Notice the new casualty figures. I plan to place one on the table every time a unit is eliminated. That way, as the battle goes on, and units come off the table, it won't look as empty, and it will be apparent where the hard fighting took place.


Confederate troops of Rodes Division waiting in Gettysburg for their chance to storm Cemetery Hill.

Monday, September 6, 2010

Victory and Defeat


The Union Center finally breaks and the men of Sickles' Corps flee the field. At a quick meeting with some of his Corps Commanders (Sykes and Sickles are nowhere to be found), General Meade makes the decision to have the Army of the Potomac retreat before it can be surrounded. Darkness and casualties prevent an effective pursuit, but as the Union army retreats toward Hanover, the Army of Northern Virginia, led by Stuart's unbloodied cavalry, takes the inside track toward Washington via Littlestown. The Confederate forces reach Westminster hours before the Army of the Potomac, and prepare a defensive position on Parr's Ridge south of Pipe's Creek.

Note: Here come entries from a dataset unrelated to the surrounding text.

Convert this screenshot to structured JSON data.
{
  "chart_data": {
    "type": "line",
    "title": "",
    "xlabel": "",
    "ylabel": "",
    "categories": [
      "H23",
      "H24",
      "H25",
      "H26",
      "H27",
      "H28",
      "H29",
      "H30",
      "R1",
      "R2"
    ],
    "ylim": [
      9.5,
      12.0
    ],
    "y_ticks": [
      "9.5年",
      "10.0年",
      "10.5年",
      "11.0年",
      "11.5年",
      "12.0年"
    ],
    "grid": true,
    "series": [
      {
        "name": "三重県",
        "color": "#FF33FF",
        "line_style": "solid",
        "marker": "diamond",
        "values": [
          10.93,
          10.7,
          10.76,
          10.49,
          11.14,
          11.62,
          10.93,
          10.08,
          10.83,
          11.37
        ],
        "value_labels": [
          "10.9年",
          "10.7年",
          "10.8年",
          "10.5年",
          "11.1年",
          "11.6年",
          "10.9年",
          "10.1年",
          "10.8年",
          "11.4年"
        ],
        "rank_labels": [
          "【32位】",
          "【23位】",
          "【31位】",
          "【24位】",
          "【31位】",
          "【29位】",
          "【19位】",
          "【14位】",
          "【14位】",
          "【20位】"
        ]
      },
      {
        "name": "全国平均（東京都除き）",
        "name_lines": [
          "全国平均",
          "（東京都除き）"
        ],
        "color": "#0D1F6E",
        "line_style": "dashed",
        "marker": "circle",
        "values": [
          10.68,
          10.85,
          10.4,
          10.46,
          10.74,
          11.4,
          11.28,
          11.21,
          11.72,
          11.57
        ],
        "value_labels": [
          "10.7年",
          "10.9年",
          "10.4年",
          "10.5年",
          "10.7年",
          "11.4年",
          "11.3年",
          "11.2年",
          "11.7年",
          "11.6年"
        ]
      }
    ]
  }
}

On the morning of July 4, 1863, a frantic General Meade exhorts his generals to break through the rebel line and save the government. Wave upon wave of Yankees surge up the ridge only to be shot down. The Confederate troops chant 'Fredericksburg, Fredericksburg' as they continue to load and fire into the blue masses. But the apparently bottomless well of Northern bravery changes their jeering to admiration, and even in some cases to silent tears as the men in grey fire into the last approaching soldiers in blue.

2 weeks later, just after signing the armistice that would forever divide America into two nations, Abraham Lincoln noted that "those brave men at Westminster, gave the last full measure of devotion to their country."